There are very few causes of sudden deafness in dogs and it is a rare event, especially in a young dog. Most of these causes have other accompanying symptoms.
Otitis Externa (Ear infections)
Ear disease can cause deafness if both tympanic membranes (ear drums) are completely occluded, but is almost always accompanied by discharge, odor, discomfort and scratching at the ears.
Some medications can cause temporary or permanent sudden hearing loss in dogs but is also generally accompanied by other neurologic signs such as a head tilt to one side, stumbling, unsteady gait (ataxia) or walking in circles. Some antibiotics and ear cleaning solutions have caused this type of deafness.
Very loud noises can cause temporary or semi- permanent hearing loss (usually by rupturing the ear drums). Gunfire, fireworks, very loud alarms or music can be responsible for this type of hearing loss, but generally the animal recovers eventually.

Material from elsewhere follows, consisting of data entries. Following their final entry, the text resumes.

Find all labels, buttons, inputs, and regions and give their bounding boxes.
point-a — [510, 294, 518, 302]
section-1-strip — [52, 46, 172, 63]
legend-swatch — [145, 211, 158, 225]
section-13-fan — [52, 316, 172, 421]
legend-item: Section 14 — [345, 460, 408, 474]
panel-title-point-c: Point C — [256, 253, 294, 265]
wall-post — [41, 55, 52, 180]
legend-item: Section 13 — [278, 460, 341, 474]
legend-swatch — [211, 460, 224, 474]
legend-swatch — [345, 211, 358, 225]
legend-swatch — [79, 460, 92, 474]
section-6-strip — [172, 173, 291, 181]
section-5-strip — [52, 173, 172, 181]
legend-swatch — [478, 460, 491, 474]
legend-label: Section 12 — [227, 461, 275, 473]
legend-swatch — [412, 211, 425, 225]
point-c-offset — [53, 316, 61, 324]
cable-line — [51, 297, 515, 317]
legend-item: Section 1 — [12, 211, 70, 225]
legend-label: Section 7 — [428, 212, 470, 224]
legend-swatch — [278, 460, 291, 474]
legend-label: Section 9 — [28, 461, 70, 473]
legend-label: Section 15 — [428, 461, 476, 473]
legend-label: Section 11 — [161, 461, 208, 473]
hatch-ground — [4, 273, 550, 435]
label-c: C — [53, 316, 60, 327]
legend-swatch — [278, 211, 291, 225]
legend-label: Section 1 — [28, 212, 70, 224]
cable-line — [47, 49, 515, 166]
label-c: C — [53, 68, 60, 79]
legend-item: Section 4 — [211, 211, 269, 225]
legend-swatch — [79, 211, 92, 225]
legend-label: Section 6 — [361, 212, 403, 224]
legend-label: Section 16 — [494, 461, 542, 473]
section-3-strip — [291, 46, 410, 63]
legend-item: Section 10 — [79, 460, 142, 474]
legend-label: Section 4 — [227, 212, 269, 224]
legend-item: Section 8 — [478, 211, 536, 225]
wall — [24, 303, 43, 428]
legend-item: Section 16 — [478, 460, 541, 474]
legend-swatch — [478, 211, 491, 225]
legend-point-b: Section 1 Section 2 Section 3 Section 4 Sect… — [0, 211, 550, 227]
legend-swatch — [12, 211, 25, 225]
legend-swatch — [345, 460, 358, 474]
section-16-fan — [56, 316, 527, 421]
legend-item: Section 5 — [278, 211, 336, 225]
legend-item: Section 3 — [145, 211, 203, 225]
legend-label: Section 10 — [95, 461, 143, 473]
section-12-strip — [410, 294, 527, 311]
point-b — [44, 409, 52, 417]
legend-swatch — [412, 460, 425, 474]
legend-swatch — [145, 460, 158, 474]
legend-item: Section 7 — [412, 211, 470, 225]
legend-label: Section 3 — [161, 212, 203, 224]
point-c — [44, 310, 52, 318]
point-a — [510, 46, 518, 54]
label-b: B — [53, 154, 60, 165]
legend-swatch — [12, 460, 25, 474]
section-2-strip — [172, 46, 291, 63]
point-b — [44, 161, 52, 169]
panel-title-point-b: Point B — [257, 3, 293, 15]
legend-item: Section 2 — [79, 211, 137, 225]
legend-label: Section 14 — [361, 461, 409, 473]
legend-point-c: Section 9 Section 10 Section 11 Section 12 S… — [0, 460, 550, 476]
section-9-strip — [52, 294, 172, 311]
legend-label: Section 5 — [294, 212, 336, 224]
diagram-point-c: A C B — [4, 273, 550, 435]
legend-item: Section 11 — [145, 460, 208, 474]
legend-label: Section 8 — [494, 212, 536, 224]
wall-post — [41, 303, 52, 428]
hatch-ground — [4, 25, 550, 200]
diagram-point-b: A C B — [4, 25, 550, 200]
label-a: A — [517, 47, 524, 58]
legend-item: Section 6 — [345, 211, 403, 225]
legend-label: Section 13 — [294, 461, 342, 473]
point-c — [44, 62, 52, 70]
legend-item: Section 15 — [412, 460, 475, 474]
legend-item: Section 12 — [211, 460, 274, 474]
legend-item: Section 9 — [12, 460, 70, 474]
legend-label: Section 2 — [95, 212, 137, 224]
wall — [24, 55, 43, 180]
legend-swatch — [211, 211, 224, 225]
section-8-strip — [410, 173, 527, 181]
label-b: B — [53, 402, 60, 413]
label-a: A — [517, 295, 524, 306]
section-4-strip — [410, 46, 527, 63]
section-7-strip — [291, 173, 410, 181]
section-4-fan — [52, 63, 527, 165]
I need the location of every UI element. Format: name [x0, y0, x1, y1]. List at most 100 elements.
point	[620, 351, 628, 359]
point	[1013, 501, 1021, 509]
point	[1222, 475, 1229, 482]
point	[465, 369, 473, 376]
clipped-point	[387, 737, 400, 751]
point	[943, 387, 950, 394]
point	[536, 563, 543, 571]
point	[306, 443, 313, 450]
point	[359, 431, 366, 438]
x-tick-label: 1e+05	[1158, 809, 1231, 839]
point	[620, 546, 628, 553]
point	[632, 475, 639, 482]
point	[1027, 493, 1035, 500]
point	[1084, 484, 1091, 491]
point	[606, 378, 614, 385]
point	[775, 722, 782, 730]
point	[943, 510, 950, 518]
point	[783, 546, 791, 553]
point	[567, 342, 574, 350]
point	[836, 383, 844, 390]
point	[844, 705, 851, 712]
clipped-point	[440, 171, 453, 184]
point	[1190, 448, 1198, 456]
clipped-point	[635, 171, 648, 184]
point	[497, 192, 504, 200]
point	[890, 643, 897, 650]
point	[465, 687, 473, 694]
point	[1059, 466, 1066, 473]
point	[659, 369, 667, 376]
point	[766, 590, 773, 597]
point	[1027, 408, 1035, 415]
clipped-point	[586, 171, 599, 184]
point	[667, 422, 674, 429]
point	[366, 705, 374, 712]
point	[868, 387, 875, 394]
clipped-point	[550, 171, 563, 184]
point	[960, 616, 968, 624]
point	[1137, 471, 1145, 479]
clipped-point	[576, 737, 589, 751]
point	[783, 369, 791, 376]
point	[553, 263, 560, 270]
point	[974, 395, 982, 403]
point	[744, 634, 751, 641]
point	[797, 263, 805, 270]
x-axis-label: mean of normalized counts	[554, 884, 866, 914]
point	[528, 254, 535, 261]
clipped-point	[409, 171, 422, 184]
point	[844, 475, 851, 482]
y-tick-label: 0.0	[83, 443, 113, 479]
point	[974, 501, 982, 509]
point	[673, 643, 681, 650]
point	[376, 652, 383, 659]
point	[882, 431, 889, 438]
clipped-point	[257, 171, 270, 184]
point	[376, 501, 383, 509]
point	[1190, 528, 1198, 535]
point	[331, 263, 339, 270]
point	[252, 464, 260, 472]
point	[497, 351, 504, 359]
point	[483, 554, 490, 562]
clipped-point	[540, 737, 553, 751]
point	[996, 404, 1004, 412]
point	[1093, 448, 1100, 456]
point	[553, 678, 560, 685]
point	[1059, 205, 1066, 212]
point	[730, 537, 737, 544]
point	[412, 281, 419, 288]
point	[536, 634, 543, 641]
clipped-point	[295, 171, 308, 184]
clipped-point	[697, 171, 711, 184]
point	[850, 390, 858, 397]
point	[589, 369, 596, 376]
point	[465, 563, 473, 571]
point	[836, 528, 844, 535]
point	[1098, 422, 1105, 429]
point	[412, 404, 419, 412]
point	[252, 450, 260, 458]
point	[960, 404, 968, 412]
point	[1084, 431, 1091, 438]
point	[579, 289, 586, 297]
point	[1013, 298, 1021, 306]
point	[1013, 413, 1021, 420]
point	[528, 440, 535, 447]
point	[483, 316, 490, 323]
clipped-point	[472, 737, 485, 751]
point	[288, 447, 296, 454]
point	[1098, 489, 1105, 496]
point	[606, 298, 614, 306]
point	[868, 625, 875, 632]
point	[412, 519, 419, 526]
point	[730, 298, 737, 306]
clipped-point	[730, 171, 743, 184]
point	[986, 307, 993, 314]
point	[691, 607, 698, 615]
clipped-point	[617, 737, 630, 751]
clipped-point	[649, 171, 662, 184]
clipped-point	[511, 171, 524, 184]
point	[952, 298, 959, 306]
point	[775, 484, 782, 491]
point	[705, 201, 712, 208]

Compensation or Selective Hearing Loss
In my 22 years of practicing medicine it is much more common for me to see older animals that have been slowly losing their ability to hear but have compensated for it in a variety of ways until one day their compensatory mechanisms (picking up on vibrations, smell, habits of their owners, etc) no longer works for them and they can no longer detect any sounds at all. This often appears as sudden deafness but is truly hearing loss occurring over time.
Animals adapt very quickly to hearing loss and learn to use other methods of detecting what is going on around them and don’t seem to be bothered by their inability to hear. But then, they don’t seem to be bothered by most of what bothers us humans do they? Do you have any other causes of sudden hearing loss that you know about?